Rund 155.000 Euro stellt das saarländische Wirtschaftsministerium bereit, um bei der Handwerkskammer des Saarlandes eine Beratungs- und Servicestelle für zirkuläres Bauen aufzubauen. Den entsprechenden Zuwendungsbescheid übergab Staatssekretärin Elena Yorgova-Ramanauskas am Mittwoch im U64:connect in Saarbrücken – und machte damit deutlich, dass das Land die Kreislaufwirtschaft im Bausektor als strategisches Zukunftsfeld betrachtet.
Konkret fließt das Geld in das Projekt „Innovationsnetzwerk für zirkuläres Bauen und Wirtschaften mit Beratungs- und Servicestelle“. Es richtet sich vor allem an kleine und mittlere Handwerksbetriebe, die bislang wenig Berührungspunkte mit zirkulären Bau- und Rückbaupraktiken hatten. Geplant ist eine zentrale Anlaufstelle, die praxisnahe Beratung, Schulungen und Vernetzungsformate unter einem Dach vereint – niedrigschwellig und branchenübergreifend.

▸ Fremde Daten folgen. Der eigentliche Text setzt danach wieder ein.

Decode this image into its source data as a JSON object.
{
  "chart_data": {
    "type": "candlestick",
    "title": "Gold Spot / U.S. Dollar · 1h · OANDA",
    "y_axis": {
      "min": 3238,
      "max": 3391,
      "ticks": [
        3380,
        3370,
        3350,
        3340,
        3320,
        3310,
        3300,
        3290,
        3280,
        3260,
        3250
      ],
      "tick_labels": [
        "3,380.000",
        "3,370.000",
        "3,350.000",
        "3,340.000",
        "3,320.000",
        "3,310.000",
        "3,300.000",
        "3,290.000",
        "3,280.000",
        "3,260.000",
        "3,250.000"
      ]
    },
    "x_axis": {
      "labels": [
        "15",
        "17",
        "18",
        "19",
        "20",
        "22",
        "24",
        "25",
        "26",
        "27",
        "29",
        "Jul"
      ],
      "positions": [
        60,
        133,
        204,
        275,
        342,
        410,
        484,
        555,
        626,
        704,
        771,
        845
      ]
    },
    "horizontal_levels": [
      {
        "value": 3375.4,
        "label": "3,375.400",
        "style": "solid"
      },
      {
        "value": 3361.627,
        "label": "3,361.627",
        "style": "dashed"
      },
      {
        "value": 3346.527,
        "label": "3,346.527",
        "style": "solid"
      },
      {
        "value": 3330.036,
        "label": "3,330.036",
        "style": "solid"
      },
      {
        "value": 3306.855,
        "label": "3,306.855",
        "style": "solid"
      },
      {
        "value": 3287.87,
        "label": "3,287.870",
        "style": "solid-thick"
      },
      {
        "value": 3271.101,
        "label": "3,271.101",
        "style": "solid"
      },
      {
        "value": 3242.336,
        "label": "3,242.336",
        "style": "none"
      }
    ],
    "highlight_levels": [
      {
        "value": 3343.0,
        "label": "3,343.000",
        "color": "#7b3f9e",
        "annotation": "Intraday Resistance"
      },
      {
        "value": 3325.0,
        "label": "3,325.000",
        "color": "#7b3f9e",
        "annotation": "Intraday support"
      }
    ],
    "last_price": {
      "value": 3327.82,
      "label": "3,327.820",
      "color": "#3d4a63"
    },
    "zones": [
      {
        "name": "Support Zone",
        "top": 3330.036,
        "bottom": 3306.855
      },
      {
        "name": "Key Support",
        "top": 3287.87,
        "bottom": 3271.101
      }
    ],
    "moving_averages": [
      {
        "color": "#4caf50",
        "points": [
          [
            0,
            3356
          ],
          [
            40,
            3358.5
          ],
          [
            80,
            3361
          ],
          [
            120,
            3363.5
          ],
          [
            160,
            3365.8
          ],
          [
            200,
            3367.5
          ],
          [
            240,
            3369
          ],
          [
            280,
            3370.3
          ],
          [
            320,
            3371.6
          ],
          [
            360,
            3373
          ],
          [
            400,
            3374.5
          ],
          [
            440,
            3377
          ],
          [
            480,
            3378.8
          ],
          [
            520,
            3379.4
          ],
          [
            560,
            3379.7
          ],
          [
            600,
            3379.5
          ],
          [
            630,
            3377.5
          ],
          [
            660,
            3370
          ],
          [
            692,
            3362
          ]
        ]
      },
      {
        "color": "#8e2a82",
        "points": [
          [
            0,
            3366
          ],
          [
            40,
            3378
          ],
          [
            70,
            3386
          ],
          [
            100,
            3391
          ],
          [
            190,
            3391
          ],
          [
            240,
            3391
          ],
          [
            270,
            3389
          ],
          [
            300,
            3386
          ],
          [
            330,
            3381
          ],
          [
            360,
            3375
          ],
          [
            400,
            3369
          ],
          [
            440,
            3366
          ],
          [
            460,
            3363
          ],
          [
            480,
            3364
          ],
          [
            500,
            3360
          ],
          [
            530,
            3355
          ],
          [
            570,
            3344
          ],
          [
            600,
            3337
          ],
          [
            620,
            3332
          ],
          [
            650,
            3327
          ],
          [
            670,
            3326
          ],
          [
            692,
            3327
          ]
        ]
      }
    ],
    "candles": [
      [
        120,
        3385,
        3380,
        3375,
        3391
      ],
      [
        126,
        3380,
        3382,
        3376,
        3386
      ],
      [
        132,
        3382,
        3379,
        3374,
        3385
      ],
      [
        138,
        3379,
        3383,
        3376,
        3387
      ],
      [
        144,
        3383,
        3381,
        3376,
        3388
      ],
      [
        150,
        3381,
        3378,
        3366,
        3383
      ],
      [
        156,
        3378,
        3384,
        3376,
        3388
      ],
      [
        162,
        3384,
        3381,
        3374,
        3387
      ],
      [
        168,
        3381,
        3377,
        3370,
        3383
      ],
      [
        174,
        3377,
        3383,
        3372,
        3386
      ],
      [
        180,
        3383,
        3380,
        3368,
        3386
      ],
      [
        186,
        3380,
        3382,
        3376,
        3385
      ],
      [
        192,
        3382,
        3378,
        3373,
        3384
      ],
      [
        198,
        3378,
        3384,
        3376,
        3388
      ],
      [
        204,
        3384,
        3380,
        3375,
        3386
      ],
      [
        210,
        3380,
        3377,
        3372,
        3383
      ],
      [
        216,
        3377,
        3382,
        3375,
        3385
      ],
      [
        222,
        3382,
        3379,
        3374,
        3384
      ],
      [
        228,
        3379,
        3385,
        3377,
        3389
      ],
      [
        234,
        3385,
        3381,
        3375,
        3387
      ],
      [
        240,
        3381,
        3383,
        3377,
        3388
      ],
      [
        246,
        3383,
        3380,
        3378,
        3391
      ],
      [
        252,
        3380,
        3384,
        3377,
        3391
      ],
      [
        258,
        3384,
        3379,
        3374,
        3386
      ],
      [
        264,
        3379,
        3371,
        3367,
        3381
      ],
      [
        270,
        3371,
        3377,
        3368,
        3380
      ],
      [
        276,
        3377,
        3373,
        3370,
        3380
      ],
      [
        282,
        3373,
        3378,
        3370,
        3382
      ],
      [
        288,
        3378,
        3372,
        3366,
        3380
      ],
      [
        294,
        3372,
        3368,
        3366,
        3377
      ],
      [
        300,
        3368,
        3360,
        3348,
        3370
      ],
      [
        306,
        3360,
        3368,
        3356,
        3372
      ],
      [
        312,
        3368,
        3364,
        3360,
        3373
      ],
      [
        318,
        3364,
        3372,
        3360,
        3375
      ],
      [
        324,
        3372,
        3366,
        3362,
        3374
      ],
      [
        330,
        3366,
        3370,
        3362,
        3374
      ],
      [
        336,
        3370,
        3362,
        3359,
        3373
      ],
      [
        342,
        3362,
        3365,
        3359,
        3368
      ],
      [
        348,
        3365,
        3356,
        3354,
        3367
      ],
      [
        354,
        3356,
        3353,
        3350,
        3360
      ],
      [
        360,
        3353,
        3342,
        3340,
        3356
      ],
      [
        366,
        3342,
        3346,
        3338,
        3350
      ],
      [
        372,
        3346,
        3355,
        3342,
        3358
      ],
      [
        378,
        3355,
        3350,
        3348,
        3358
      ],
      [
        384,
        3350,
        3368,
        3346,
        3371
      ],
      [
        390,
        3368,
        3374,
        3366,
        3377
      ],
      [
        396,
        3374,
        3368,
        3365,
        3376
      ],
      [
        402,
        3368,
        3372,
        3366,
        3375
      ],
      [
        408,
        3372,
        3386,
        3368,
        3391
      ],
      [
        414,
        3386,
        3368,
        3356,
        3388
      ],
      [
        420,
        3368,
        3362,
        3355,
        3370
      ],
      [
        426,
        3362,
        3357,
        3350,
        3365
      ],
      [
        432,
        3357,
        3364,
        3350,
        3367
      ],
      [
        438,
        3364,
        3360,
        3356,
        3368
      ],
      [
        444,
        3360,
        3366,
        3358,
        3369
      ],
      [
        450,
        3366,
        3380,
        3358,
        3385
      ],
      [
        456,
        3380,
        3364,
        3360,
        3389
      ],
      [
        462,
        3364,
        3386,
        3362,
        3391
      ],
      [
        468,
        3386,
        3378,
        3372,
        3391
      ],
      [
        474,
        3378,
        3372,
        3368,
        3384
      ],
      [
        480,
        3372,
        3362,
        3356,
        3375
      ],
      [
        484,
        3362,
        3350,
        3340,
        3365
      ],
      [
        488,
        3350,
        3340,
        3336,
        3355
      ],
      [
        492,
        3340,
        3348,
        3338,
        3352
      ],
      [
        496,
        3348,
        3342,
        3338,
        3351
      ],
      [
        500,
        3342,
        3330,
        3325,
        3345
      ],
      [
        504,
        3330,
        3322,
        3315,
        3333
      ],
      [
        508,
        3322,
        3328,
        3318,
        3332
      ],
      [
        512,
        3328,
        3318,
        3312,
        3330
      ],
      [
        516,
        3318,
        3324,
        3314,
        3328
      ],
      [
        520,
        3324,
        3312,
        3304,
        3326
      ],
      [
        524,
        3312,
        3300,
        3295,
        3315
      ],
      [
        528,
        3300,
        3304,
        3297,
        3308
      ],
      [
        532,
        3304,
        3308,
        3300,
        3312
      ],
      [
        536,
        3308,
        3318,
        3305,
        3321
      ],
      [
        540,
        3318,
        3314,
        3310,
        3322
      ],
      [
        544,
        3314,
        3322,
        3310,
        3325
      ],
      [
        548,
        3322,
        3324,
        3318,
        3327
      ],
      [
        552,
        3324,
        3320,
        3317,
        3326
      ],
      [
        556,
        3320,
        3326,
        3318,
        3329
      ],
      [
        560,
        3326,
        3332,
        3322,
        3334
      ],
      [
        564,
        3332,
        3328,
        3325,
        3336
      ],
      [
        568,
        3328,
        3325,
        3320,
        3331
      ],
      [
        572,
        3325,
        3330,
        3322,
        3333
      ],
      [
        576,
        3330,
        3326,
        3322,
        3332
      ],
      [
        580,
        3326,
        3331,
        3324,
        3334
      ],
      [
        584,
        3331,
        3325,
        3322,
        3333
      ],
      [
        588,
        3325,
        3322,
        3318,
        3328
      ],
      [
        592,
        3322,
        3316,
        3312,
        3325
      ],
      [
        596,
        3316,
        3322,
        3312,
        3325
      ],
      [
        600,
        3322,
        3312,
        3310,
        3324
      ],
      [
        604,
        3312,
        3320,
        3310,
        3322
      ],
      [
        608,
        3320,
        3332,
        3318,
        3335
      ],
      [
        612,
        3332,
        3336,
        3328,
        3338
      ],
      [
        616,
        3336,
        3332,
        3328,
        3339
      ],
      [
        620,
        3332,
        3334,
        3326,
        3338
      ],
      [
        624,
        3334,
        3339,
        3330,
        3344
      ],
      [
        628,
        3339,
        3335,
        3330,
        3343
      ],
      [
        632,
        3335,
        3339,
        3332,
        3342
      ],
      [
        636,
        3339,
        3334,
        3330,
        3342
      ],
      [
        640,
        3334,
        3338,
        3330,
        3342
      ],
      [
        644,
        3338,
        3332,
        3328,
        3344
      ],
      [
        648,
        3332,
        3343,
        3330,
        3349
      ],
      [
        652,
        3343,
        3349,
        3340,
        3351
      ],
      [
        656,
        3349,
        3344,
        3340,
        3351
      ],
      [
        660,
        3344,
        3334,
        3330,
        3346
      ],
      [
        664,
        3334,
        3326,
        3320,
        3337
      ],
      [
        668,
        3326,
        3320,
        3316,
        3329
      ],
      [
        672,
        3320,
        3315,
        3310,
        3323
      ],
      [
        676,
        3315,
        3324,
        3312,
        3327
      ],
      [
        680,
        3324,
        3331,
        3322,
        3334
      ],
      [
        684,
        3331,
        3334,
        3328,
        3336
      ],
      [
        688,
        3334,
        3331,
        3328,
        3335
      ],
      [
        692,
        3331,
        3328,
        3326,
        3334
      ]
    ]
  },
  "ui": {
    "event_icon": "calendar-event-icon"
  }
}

Die Staatssekretärin unterstrich bei der Übergabe, welche wirtschaftliche Dynamik sie sich von dem Vorhaben erhofft: „Zirkuläres und nachhaltiges Bauen und Wirtschaften ist ein Megatrend, der auch im Saarland Innovationen vorantreiben und neue Geschäftsfelder eröffnen kann. Wichtig ist es dabei, die Fachkräfte von morgen hierfür schon heute fit zu machen.“ Das Projekt setze gezielt auf Informations- sowie Aus- und Weiterbildungsangebote und lege damit eine wichtige Grundlage, um Fachkräfte künftig für den zirkulären Bau- und Rückbau zu qualifizieren.
Auch auf Seiten der Handwerkskammer wird das Förderprojekt als Weichenstellung verstanden. Hans-Ulrich Thalhofer, stellvertretender Hauptgeschäftsführer der Kammer, ordnete die Bedeutung ein: „Zirkuläres Bauen und Wirtschaften stärkt das saarländische Handwerk, weil es regionale Wertschöpfung fördert, neue Geschäftsmodelle eröffnet und Betriebe fit für die Anforderungen von Ressourcenschonung, Klimaschutz und Bauen im Bestand macht.“ Er bezeichnete das Vorhaben als wesentlichen Beitrag für mehr Resilienz am Wirtschaftsstandort Saarland.
Hinter dem Schlagwort zirkuläres Bauen verbirgt sich ein Prinzip, das weit über klassisches Recycling hinausgeht. Baustoffe sollen von Anfang an so geplant und eingesetzt werden, dass sie am Ende ihrer Nutzungsdauer möglichst vollständig wiederverwendet oder in den Materialkreislauf zurückgeführt werden können. Für Handwerksbetriebe bedeutet das veränderte Arbeitsabläufe, neues Fachwissen und nicht zuletzt die Chance auf zusätzliche Aufträge – etwa beim selektiven Rückbau oder bei der Aufbereitung gebrauchter Materialien.
Mit der neuen Servicestelle will das Saarland genau an dieser Schnittstelle ansetzen. Statt einzelne Betriebe mit Förderbescheiden zu bedenken, entsteht eine Infrastruktur, die dauerhaft Wissen bündelt und weitergibt. Ob sich daraus tatsächlich ein flächendeckender Wandel im regionalen Baugewerbe entwickelt, wird nicht zuletzt davon abhängen, wie viele Betriebe das Angebot annehmen und in ihren Arbeitsalltag integrieren.